Alex Strick van Linschoten, an expert on the Taliban and co-editor of a recent autobiography of a top Taliban official, Mullah Abdul Salaam Zaeef, is skeptical about all the hype. He calls it a “blunt force PR campaign” released by the U.S. military and certain government officials, hoping to prop up flagging enthusiasm at home for what more and more Americans see as a losing battle.

“Certainly, what’s going on is nowhere near as exciting or progress-filled as the media are making it out to be,” he said. “If you dig down deep into the sourcing on a lot of these stories, it’s all still rumors and shadow-play.”

The inherent contradiction and confusion inherent in publicly supporting a COIN campaign and talking about withdrawal in a relatively short time frame leads to statements like this from insurgents:

“Now many people are travelling to Afghanistan because they hope that the Western troops will soon pull out of our country and a new future will start.”

Swedish casualties near Mazar-i-Sharif

A Swedish soldier was killed in Afghanistan on Saturday in some sort of combat action.  According to the military spokesperson via Radio Sweden:

“There were two platoons, around 50 soldiers, patrolling an area about 40 kilometres of Mazar-i-Sharif.

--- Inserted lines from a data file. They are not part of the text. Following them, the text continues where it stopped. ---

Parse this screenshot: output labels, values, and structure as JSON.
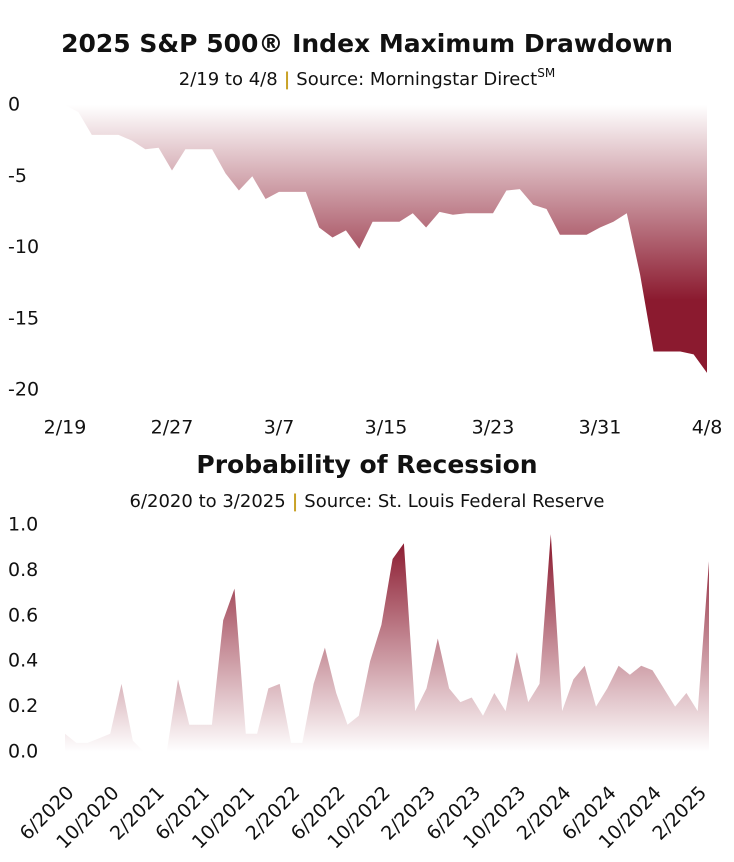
{
  "chart_data": [
    {
      "type": "area",
      "title": "2025 S&P 500® Index Maximum Drawdown",
      "subtitle": {
        "period": "2/19 to 4/8",
        "separator": "|",
        "source": "Source: Morningstar Direct",
        "mark": "SM"
      },
      "categories": [
        "2/19",
        null,
        null,
        null,
        null,
        null,
        null,
        null,
        "2/27",
        null,
        null,
        null,
        null,
        null,
        null,
        null,
        "3/7",
        null,
        null,
        null,
        null,
        null,
        null,
        null,
        "3/15",
        null,
        null,
        null,
        null,
        null,
        null,
        null,
        "3/23",
        null,
        null,
        null,
        null,
        null,
        null,
        null,
        "3/31",
        null,
        null,
        null,
        null,
        null,
        null,
        null,
        "4/8"
      ],
      "values": [
        0,
        -0.5,
        -2.1,
        -2.1,
        -2.1,
        -2.5,
        -3.1,
        -3.0,
        -4.6,
        -3.1,
        -3.1,
        -3.1,
        -4.8,
        -6.0,
        -5.0,
        -6.6,
        -6.1,
        -6.1,
        -6.1,
        -8.6,
        -9.3,
        -8.8,
        -10.1,
        -8.2,
        -8.2,
        -8.2,
        -7.6,
        -8.6,
        -7.5,
        -7.7,
        -7.6,
        -7.6,
        -7.6,
        -6.0,
        -5.9,
        -7.0,
        -7.3,
        -9.1,
        -9.1,
        -9.1,
        -8.6,
        -8.2,
        -7.6,
        -11.9,
        -17.3,
        -17.3,
        -17.3,
        -17.5,
        -18.8
      ],
      "color": "#8b1a2f",
      "ylim": [
        -20,
        0
      ],
      "yticks": [
        0,
        -5,
        -10,
        -15,
        -20
      ],
      "grid": false
    },
    {
      "type": "area",
      "title": "Probability of Recession",
      "subtitle": {
        "period": "6/2020 to 3/2025",
        "separator": "|",
        "source": "Source: St. Louis Federal Reserve"
      },
      "categories": [
        "6/2020",
        null,
        null,
        null,
        "10/2020",
        null,
        null,
        null,
        "2/2021",
        null,
        null,
        null,
        "6/2021",
        null,
        null,
        null,
        "10/2021",
        null,
        null,
        null,
        "2/2022",
        null,
        null,
        null,
        "6/2022",
        null,
        null,
        null,
        "10/2022",
        null,
        null,
        null,
        "2/2023",
        null,
        null,
        null,
        "6/2023",
        null,
        null,
        null,
        "10/2023",
        null,
        null,
        null,
        "2/2024",
        null,
        null,
        null,
        "6/2024",
        null,
        null,
        null,
        "10/2024",
        null,
        null,
        null,
        "2/2025",
        null
      ],
      "values": [
        0.08,
        0.04,
        0.04,
        0.06,
        0.08,
        0.3,
        0.05,
        0.0,
        0.0,
        0.0,
        0.32,
        0.12,
        0.12,
        0.12,
        0.58,
        0.72,
        0.08,
        0.08,
        0.28,
        0.3,
        0.04,
        0.04,
        0.3,
        0.46,
        0.26,
        0.12,
        0.16,
        0.4,
        0.56,
        0.85,
        0.92,
        0.18,
        0.28,
        0.5,
        0.28,
        0.22,
        0.24,
        0.16,
        0.26,
        0.18,
        0.44,
        0.22,
        0.3,
        0.96,
        0.18,
        0.32,
        0.38,
        0.2,
        0.28,
        0.38,
        0.34,
        0.38,
        0.36,
        0.28,
        0.2,
        0.26,
        0.18,
        0.84
      ],
      "color": "#8b1a2f",
      "ylim": [
        0,
        1
      ],
      "yticks": [
        {
          "value": 0,
          "label": "0.0"
        },
        0.2,
        0.4,
        0.6,
        0.8,
        {
          "value": 1,
          "label": "1.0"
        }
      ],
      "grid": false
    }
  ]
}
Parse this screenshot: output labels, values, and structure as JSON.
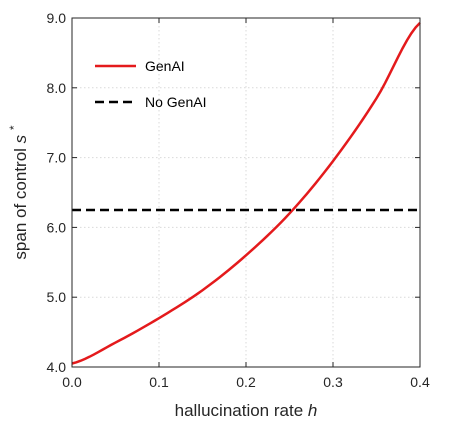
{
  "chart_data": {
    "type": "line",
    "title": "",
    "xlabel": "hallucination rate",
    "xlabel_var": "h",
    "ylabel": "span of control",
    "ylabel_var": "s",
    "ylabel_sup": "*",
    "xlim": [
      0.0,
      0.4
    ],
    "ylim": [
      4.0,
      9.0
    ],
    "xticks": [
      0.0,
      0.1,
      0.2,
      0.3,
      0.4
    ],
    "yticks": [
      4.0,
      5.0,
      6.0,
      7.0,
      8.0,
      9.0
    ],
    "xtick_labels": [
      "0.0",
      "0.1",
      "0.2",
      "0.3",
      "0.4"
    ],
    "ytick_labels": [
      "4.0",
      "5.0",
      "6.0",
      "7.0",
      "8.0",
      "9.0"
    ],
    "grid": true,
    "legend_position": "top-left",
    "series": [
      {
        "name": "GenAI",
        "style": "solid",
        "color": "#e41a1c",
        "x": [
          0.0,
          0.05,
          0.1,
          0.15,
          0.2,
          0.25,
          0.3,
          0.35,
          0.4
        ],
        "y": [
          4.05,
          4.35,
          4.7,
          5.1,
          5.6,
          6.2,
          6.95,
          7.85,
          8.93
        ]
      },
      {
        "name": "No GenAI",
        "style": "dashed",
        "color": "#000000",
        "x": [
          0.0,
          0.4
        ],
        "y": [
          6.25,
          6.25
        ]
      }
    ]
  }
}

One platoon, including a Combat Vehicle 90 armoured car, was involved in combat and called for back up. The second platoon, with a pansarterrängbil 203 armoured car, came to rescue them. And when they came to the scene, they drove over a home made bomb, and the soldier who was killed was in that vehicle.”

Since the center-right coalition just won reelection it and has committed to an open ended mission to Afghanistan it seems unlikely that this news will result in any changes in the short term.  The opposition coalition has been split regarding Afghanistan with the Left (former communist) Party demanding an immediate withdrawal and other parties that want to remove Swedish forces at some future date (2013, I think).